Dit en meer is te zien in een jubileumtentoonstelling over 75 jaar Cobra, in het Cobra Museum in Amstelveen. Deze viert met zo’n honderdvijftig kunstwerken dat op een goede dag in november 1948 een clubje kunstenaars uit Kopenhagen (Co), Brussel (Br) en Amsterdam (A) zich verenigde onder de naam Cobra. Ze streefden naar een expressieve uiting van persoonlijke emoties, maar, wel als uiting van de naoorlogse vrijheid van heel de maatschappij. Dat deden ze zo radicaal nieuw, dat Cobra in de canon van de kunstgeschiedenis belandde.


De Deense tak van Cobra: onbegrensde verbeelding, maar begrensde vrijheid voor de trans vrouw avant la lettre

Jorn en Constant hoorden bij de club, Pollock en De Jong niet. Dat zij hier ook vertegenwoordigd zijn, is omdat de expositie Cobra in een breder overzicht plaatst: ook oudere en jongere kunst met expressionistische trekken en Cobra-achtige interesses zoals outsiders en kindertekeningen.

Dat is een goed idee. Want Cobra was ook deel van een groter netwerk: de grenzen waren weer open en kunstenaars shopten inspiratie in Parijs en elders in de wereld, en in de kunstgeschiedenis. Een doods winterlandschap van Max Beckmann uit 1930 vormt een prachtig gelegenheidsduo met een verschroeide aarde die Constant in 1951 schilderde, met ledematen en staketsels onder een gitzwarte hemel. Zulke lugubere oorlogskunst behoorde dus ook tot Cobra, net als de vrolijke-niets-aan-de-hand-vogel-scènes van Corneille, die dat later zou gaan verkoektrommelen – over decoratie gesproken. Geen wonder dat Cobra al in 1951 ruziënd uiteen was gevallen. De verschillen waren te groot.

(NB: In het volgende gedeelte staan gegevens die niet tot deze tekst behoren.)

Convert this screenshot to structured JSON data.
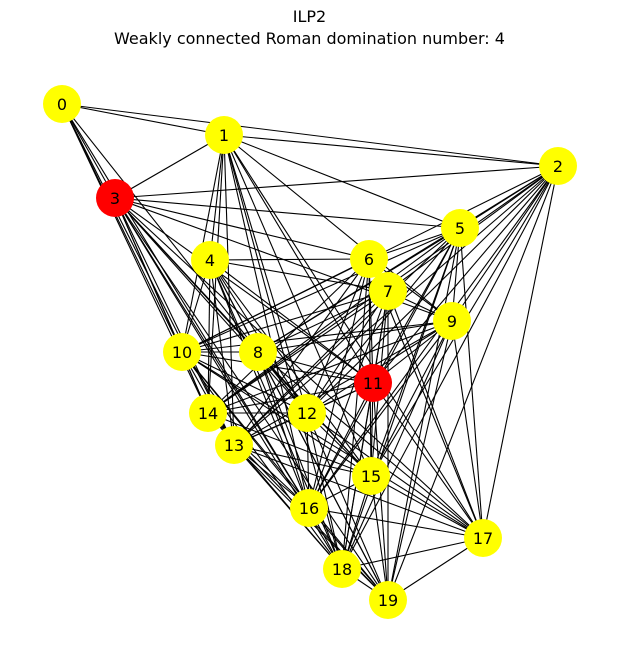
{
  "title": "ILP2",
  "subtitle": "Weakly connected Roman domination number: 4",
  "colors": {
    "default_node": "#ffff00",
    "highlight_node": "#ff0000",
    "edge": "#000000",
    "background": "#ffffff"
  },
  "graph": {
    "nodes": [
      {
        "id": 0,
        "label": "0",
        "color": "yellow"
      },
      {
        "id": 1,
        "label": "1",
        "color": "yellow"
      },
      {
        "id": 2,
        "label": "2",
        "color": "yellow"
      },
      {
        "id": 3,
        "label": "3",
        "color": "red"
      },
      {
        "id": 4,
        "label": "4",
        "color": "yellow"
      },
      {
        "id": 5,
        "label": "5",
        "color": "yellow"
      },
      {
        "id": 6,
        "label": "6",
        "color": "yellow"
      },
      {
        "id": 7,
        "label": "7",
        "color": "yellow"
      },
      {
        "id": 8,
        "label": "8",
        "color": "yellow"
      },
      {
        "id": 9,
        "label": "9",
        "color": "yellow"
      },
      {
        "id": 10,
        "label": "10",
        "color": "yellow"
      },
      {
        "id": 11,
        "label": "11",
        "color": "red"
      },
      {
        "id": 12,
        "label": "12",
        "color": "yellow"
      },
      {
        "id": 13,
        "label": "13",
        "color": "yellow"
      },
      {
        "id": 14,
        "label": "14",
        "color": "yellow"
      },
      {
        "id": 15,
        "label": "15",
        "color": "yellow"
      },
      {
        "id": 16,
        "label": "16",
        "color": "yellow"
      },
      {
        "id": 17,
        "label": "17",
        "color": "yellow"
      },
      {
        "id": 18,
        "label": "18",
        "color": "yellow"
      },
      {
        "id": 19,
        "label": "19",
        "color": "yellow"
      }
    ],
    "edges": [
      [
        0,
        1
      ],
      [
        0,
        2
      ],
      [
        0,
        3
      ],
      [
        0,
        10
      ],
      [
        0,
        13
      ],
      [
        0,
        14
      ],
      [
        0,
        16
      ],
      [
        0,
        12
      ],
      [
        1,
        2
      ],
      [
        1,
        3
      ],
      [
        1,
        4
      ],
      [
        1,
        5
      ],
      [
        1,
        10
      ],
      [
        1,
        14
      ],
      [
        1,
        11
      ],
      [
        1,
        12
      ],
      [
        1,
        15
      ],
      [
        1,
        16
      ],
      [
        1,
        17
      ],
      [
        1,
        18
      ],
      [
        1,
        9
      ],
      [
        1,
        13
      ],
      [
        2,
        3
      ],
      [
        2,
        5
      ],
      [
        2,
        7
      ],
      [
        2,
        9
      ],
      [
        2,
        8
      ],
      [
        2,
        11
      ],
      [
        2,
        12
      ],
      [
        2,
        14
      ],
      [
        2,
        15
      ],
      [
        2,
        16
      ],
      [
        2,
        17
      ],
      [
        2,
        18
      ],
      [
        2,
        19
      ],
      [
        2,
        10
      ],
      [
        2,
        13
      ],
      [
        3,
        5
      ],
      [
        3,
        6
      ],
      [
        3,
        8
      ],
      [
        3,
        10
      ],
      [
        3,
        11
      ],
      [
        3,
        12
      ],
      [
        3,
        13
      ],
      [
        3,
        14
      ],
      [
        3,
        15
      ],
      [
        3,
        16
      ],
      [
        3,
        17
      ],
      [
        3,
        18
      ],
      [
        3,
        19
      ],
      [
        3,
        9
      ],
      [
        4,
        6
      ],
      [
        4,
        7
      ],
      [
        4,
        10
      ],
      [
        4,
        11
      ],
      [
        4,
        12
      ],
      [
        4,
        13
      ],
      [
        4,
        14
      ],
      [
        4,
        15
      ],
      [
        4,
        16
      ],
      [
        4,
        18
      ],
      [
        4,
        19
      ],
      [
        4,
        8
      ],
      [
        5,
        8
      ],
      [
        5,
        10
      ],
      [
        5,
        11
      ],
      [
        5,
        12
      ],
      [
        5,
        13
      ],
      [
        5,
        14
      ],
      [
        5,
        15
      ],
      [
        5,
        16
      ],
      [
        5,
        17
      ],
      [
        5,
        18
      ],
      [
        5,
        19
      ],
      [
        5,
        6
      ],
      [
        5,
        9
      ],
      [
        6,
        7
      ],
      [
        6,
        9
      ],
      [
        6,
        10
      ],
      [
        6,
        11
      ],
      [
        6,
        12
      ],
      [
        6,
        15
      ],
      [
        6,
        16
      ],
      [
        6,
        17
      ],
      [
        6,
        18
      ],
      [
        6,
        13
      ],
      [
        6,
        14
      ],
      [
        7,
        8
      ],
      [
        7,
        9
      ],
      [
        7,
        10
      ],
      [
        7,
        11
      ],
      [
        7,
        12
      ],
      [
        7,
        13
      ],
      [
        7,
        15
      ],
      [
        7,
        16
      ],
      [
        7,
        17
      ],
      [
        7,
        18
      ],
      [
        7,
        19
      ],
      [
        7,
        14
      ],
      [
        8,
        9
      ],
      [
        8,
        10
      ],
      [
        8,
        11
      ],
      [
        8,
        12
      ],
      [
        8,
        15
      ],
      [
        8,
        16
      ],
      [
        8,
        17
      ],
      [
        8,
        18
      ],
      [
        8,
        19
      ],
      [
        9,
        10
      ],
      [
        9,
        11
      ],
      [
        9,
        12
      ],
      [
        9,
        13
      ],
      [
        9,
        15
      ],
      [
        9,
        16
      ],
      [
        9,
        17
      ],
      [
        9,
        18
      ],
      [
        9,
        19
      ],
      [
        9,
        14
      ],
      [
        10,
        11
      ],
      [
        10,
        12
      ],
      [
        10,
        13
      ],
      [
        10,
        14
      ],
      [
        10,
        15
      ],
      [
        10,
        16
      ],
      [
        10,
        17
      ],
      [
        10,
        18
      ],
      [
        10,
        19
      ],
      [
        11,
        12
      ],
      [
        11,
        13
      ],
      [
        11,
        15
      ],
      [
        11,
        16
      ],
      [
        11,
        17
      ],
      [
        11,
        18
      ],
      [
        11,
        19
      ],
      [
        11,
        14
      ],
      [
        12,
        13
      ],
      [
        12,
        14
      ],
      [
        12,
        15
      ],
      [
        12,
        16
      ],
      [
        12,
        17
      ],
      [
        12,
        18
      ],
      [
        12,
        19
      ],
      [
        13,
        15
      ],
      [
        13,
        16
      ],
      [
        13,
        17
      ],
      [
        13,
        18
      ],
      [
        13,
        19
      ],
      [
        14,
        15
      ],
      [
        14,
        16
      ],
      [
        14,
        18
      ],
      [
        14,
        19
      ],
      [
        15,
        16
      ],
      [
        15,
        17
      ],
      [
        15,
        18
      ],
      [
        15,
        19
      ],
      [
        16,
        17
      ],
      [
        16,
        18
      ],
      [
        16,
        19
      ],
      [
        17,
        18
      ],
      [
        17,
        19
      ],
      [
        18,
        19
      ]
    ]
  }
}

Dat korte bestaan wordt in de expositie ingebed in een bredere kunstgeschiedenis. In de zaal over het schildergebaar bijvoorbeeld hangt Karel Appel naast de art brut van Jean Dubuffet, en natuurlijk Pollock. Maar, zoals Jorn al aangaf, is daar wat op af te dingen. Juist dit tentoonstellingsdeel oogt sacraal en bombastisch en de zaaltekst voedt die mythe van het geniale schildergebaar. Die past in de vaak bij Cobra behorende misvatting dat alle wijsheid over kunst te vinden is in het kunstwerk zelf, alsof dat losstaat van de buitenwereld. Dat is natuurlijk kul. Meerdere musea belichten nu hoe naoorlogs modernisme met zijn vernieuwingsdrift paste bij het ideaalbeeld van economisch reveil en westers kapitalisme, maar deze expositie negeert dat.

Cobramannen

Dat is niet erg, maar ook andersoortige duiding ontbreekt. Wel is het een kijk-en-vergelijktentoonstelling met mooie vergelijkingen, zoals met vrouwelijke talenten zoals Dora Tuynman en Lotti van der Gaag, die nooit echt met de Cobramannen mochten meedoen. Toch vraagt het inbedden van Cobra in ruim een eeuw kunstgeschiedenis om meer inzichten dan het overbekende Cobra-rijtje van kindertekeningen, het schildergebaar, de natuur en dat wat hier ‘volkskunst’ wordt genoemd. Dat gemis aan extra duiding groeit als de chronologische expositie vordert met een opsomming van late kunst en nog latere kunst – Baselitz, Basquiat, Ritterbex, Meese. Goed, het expressieve gebaar wordt nog steeds gebruikt. Maar hoe verhoudt dat zich tot het gezamenlijk idealisme van Cobra? Zeg bijvoorbeeld dat het is vervangen door individualisme met expressionisme als privé stijlmiddel, of zoom op een andere manier uit. Nu resteert een lange kleurige opsomming zonder veel boodschap – bijna een Luxury Series. Alhoewel, misschien had Jorn dit gebrek aan uitleg prima gevonden – niet voorkauwen, ga zelf nadenken.